Reliability Improvements in AlGaN/GaN Schottky Barrier Diodes With a Gated Edge Termination

Abstract

This paper focuses on the time-dependent breakdown of the AlGaN/GaN Schottky barrier diodes with a gated edge termination (GET) submitted to high-voltage stress. The impact of the GET structure, the passivation layer thickness, and a preclean process (sulfuric acid and hydrogen peroxide mixture + ammonia and hydrogen peroxide mixture) before the GET layer deposition on the time to breakdown ${t}_{\text {BD}}$ is analyzed.
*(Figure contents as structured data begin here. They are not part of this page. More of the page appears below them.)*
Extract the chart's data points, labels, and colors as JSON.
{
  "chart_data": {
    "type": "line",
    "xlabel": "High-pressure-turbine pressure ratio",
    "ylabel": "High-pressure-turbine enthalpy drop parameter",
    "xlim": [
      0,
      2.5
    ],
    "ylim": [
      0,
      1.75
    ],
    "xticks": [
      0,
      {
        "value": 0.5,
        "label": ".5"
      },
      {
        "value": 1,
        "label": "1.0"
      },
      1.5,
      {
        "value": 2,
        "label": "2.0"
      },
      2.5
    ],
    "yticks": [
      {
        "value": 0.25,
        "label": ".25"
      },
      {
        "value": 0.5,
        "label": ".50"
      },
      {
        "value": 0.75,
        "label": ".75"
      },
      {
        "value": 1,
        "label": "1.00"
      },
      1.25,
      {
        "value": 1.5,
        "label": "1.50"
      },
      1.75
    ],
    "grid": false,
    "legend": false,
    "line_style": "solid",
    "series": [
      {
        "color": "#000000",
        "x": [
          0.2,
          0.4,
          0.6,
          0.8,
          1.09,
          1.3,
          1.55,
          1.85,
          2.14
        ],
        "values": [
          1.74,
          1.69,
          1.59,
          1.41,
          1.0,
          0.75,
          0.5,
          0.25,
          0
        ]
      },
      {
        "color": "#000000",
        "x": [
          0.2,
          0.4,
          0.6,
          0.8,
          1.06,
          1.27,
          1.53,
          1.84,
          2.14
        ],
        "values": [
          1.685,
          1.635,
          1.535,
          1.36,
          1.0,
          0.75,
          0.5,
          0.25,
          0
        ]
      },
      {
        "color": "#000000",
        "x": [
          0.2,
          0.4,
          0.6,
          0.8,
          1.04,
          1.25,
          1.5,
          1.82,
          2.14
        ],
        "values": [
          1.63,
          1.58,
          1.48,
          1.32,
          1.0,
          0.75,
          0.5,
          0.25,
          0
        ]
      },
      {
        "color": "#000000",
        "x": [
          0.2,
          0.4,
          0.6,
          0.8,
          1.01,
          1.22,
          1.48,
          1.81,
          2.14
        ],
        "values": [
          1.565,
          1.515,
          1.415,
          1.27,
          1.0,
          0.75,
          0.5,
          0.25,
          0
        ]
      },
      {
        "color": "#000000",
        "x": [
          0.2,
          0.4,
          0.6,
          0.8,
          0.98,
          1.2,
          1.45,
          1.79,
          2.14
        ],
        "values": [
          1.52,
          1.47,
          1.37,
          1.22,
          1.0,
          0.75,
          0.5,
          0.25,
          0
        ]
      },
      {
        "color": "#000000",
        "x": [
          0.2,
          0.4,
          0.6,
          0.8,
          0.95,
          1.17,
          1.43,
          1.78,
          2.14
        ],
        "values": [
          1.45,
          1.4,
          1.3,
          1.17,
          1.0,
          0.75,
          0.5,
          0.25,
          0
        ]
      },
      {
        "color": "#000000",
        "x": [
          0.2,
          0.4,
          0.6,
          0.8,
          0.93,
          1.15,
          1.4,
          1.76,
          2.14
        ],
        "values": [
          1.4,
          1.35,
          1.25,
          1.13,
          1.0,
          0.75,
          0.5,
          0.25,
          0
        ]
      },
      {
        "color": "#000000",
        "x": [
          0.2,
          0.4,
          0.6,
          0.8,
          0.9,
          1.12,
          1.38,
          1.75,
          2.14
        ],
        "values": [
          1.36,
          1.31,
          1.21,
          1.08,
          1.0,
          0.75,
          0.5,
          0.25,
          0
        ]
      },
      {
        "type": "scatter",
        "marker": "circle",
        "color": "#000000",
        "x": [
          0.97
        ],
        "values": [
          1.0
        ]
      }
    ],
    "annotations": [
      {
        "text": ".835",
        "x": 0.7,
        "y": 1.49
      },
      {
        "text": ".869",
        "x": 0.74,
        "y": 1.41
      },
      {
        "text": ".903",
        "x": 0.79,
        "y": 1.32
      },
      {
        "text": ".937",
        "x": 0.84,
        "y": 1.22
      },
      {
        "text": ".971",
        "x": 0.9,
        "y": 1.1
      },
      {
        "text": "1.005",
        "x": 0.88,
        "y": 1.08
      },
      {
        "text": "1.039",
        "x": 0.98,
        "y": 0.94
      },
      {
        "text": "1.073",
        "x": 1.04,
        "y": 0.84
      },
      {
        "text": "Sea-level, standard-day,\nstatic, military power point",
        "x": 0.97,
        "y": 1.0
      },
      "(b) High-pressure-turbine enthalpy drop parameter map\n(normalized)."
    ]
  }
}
Initially, a reference structure with a single-GET structure, a thick passivation layer and excellent performance under dc, and pulse characterization is submitted to stress. The results show that the time to failure follows a Weibull distribution with high shape parameter values ( $\beta \sim \text {3}$ and/or $\beta \sim \text {5}$ ) related to intrinsic failure mechanisms. The exponential dependence of ${t}_{\text {BD}}$ on the stress voltage suggests a degradation driven by the electric field, while lower thermal activation energies indicate that temperature acts as a weak acceleration factor. A more uniform distribution of the electric field—by adding an additional peak (double-GET structure) or with more equilibrated peaks (thin passivation structure)—and a more aggressive preclean process before the GET layer deposition improves the breakdown voltage and prolongs the device lifetime.